The Southern California Bight (SCB) is an interesting area of study due to the constant movement and migrations of marine mammals and especially cetaceans through these waters. The Southern California Bight is ecologically complex area that includes the Channel Islands and part of the Pacific Ocean. Cold water currents of the California Current flow south to meet the warmer waters of Southern California Countercurrent near Point Conception California. The SCB is characterized by warm and cold-water periods (May- October and November-April).

Systematic surveying marine mammals off of Southern California have been conducted since the mid-1970s. The data collected is useful because it offers abundance estimates of different species. The records of pre-1970s are mostly search and record information, which can still be beneficial for relative occurrence and abundance of marine mammals from 1950 to 1960s.

The research topic would be the changes in occurrence of Cetaceans over time. The research question (s) are what are the comparisons between literature reviews and 15 aerial surveys? What are the changes being seen between the search and record information from the 50s and 60s compared to the information from systematic surveys? The type of data used in this research was survey with annual information, meaning that the data is aggregate, interval or ratio data.

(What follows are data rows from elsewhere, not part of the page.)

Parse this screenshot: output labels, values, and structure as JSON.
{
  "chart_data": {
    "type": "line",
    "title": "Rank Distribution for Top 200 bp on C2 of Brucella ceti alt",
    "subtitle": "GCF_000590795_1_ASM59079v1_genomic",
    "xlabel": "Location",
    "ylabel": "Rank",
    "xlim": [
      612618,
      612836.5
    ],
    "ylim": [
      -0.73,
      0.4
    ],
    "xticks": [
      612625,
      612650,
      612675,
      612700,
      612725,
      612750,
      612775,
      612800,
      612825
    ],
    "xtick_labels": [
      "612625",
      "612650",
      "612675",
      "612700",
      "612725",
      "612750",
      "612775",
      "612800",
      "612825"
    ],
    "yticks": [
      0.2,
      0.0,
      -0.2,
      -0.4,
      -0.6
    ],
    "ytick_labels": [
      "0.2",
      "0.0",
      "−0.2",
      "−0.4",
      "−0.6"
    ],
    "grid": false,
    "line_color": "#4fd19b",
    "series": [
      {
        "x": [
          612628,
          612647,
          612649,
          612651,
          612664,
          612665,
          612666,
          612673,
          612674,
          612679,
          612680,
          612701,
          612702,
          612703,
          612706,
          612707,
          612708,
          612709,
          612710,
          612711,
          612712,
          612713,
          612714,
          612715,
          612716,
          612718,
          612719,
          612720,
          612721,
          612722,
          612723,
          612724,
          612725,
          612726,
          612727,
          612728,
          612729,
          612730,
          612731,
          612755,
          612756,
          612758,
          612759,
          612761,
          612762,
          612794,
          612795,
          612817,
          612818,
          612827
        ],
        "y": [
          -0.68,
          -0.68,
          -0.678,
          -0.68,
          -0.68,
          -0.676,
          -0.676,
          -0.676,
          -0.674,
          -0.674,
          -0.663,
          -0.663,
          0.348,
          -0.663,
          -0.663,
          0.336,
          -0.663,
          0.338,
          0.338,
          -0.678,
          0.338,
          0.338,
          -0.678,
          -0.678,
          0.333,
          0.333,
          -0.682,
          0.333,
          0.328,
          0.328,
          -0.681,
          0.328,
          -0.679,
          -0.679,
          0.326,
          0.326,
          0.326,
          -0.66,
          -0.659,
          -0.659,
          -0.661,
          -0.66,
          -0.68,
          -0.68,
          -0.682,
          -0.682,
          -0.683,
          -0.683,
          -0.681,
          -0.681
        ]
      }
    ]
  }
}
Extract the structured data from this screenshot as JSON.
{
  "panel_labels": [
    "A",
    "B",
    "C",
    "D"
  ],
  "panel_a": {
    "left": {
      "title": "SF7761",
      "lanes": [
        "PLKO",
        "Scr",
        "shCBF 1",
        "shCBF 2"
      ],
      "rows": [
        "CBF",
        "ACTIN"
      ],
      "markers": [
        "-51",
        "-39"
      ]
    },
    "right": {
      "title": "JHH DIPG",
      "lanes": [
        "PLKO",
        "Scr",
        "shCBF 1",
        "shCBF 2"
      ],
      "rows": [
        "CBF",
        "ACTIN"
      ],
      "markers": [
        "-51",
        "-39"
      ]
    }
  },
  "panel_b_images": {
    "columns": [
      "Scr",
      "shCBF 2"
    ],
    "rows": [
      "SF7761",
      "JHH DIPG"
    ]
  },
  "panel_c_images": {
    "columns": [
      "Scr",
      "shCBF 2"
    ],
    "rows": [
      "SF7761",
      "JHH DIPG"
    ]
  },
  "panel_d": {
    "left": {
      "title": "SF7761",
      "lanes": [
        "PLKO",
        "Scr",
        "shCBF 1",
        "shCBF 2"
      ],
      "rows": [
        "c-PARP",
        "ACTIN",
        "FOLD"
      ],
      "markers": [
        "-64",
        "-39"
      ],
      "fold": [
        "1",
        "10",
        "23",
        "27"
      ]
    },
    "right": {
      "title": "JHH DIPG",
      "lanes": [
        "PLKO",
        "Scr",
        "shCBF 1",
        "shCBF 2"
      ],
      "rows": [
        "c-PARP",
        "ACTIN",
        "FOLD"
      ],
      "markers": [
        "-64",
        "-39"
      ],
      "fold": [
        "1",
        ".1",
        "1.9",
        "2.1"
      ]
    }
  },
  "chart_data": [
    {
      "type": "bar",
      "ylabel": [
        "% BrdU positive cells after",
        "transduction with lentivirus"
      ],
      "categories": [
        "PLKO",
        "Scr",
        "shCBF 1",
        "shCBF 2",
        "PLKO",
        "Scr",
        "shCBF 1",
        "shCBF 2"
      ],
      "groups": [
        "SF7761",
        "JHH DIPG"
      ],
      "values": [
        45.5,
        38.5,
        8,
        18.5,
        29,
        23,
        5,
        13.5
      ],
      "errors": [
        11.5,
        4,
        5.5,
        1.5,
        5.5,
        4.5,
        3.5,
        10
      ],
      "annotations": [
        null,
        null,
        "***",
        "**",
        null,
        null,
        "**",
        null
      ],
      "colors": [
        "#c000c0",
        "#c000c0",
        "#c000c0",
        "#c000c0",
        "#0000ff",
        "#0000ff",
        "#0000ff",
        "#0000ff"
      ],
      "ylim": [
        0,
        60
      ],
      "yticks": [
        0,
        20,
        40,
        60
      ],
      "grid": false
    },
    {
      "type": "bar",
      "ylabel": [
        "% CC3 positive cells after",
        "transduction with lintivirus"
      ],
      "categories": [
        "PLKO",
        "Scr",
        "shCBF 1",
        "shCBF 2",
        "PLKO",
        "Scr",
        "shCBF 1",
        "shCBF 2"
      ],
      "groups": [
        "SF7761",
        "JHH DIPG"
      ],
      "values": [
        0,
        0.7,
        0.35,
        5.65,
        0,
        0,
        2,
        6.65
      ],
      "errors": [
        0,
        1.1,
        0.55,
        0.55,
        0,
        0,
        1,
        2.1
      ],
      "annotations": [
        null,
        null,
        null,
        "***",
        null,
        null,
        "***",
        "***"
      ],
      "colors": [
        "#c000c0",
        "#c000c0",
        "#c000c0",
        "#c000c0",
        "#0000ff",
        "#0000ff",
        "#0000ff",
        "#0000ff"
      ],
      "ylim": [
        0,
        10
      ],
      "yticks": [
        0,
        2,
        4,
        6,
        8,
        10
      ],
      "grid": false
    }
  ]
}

From the literature available, species rankings were collected and relative frequency of sightings from at-sea studies from 1950s to 2012 were analyzed. The results from 2008-2012 systematic aerial surveys were compared to eight other studies that best represented the relative occurrence of (SCB) cetaceans for specific time periods. Summaries of relative species rankings were places into tables. 16 species were observed during the most recent set of surveys. Multiple factors are discussed that would influence or bias the rankings, geographical location of the survey relative to species habitat, survey season relative to migration patterns, weather and sightability, observation platform, and historical species identification issues.

Overall, the articles was insightful is showing the ebbs and flows of relative occurrence of species throughout the Southern California Bight. What was not very clear was the movement from the literature to the species ranking. The process of creating these tables was not completely clear, other than that the abundance and sightings of different years has to do with the ranking and were different species are on the list. All information that was translated into the ranking list came from the systematic surveys and the other surveys from the 50s and 60s.

Smultea, M. and Jefferson, T. 2014. Changes in Relative Occurrence of Cetaceans in the Southern California Bight: A Comparison of Recent Aerial Survey Results with Historical Data Sources. Aquatic Mammals vol. 40 (1), 32-43.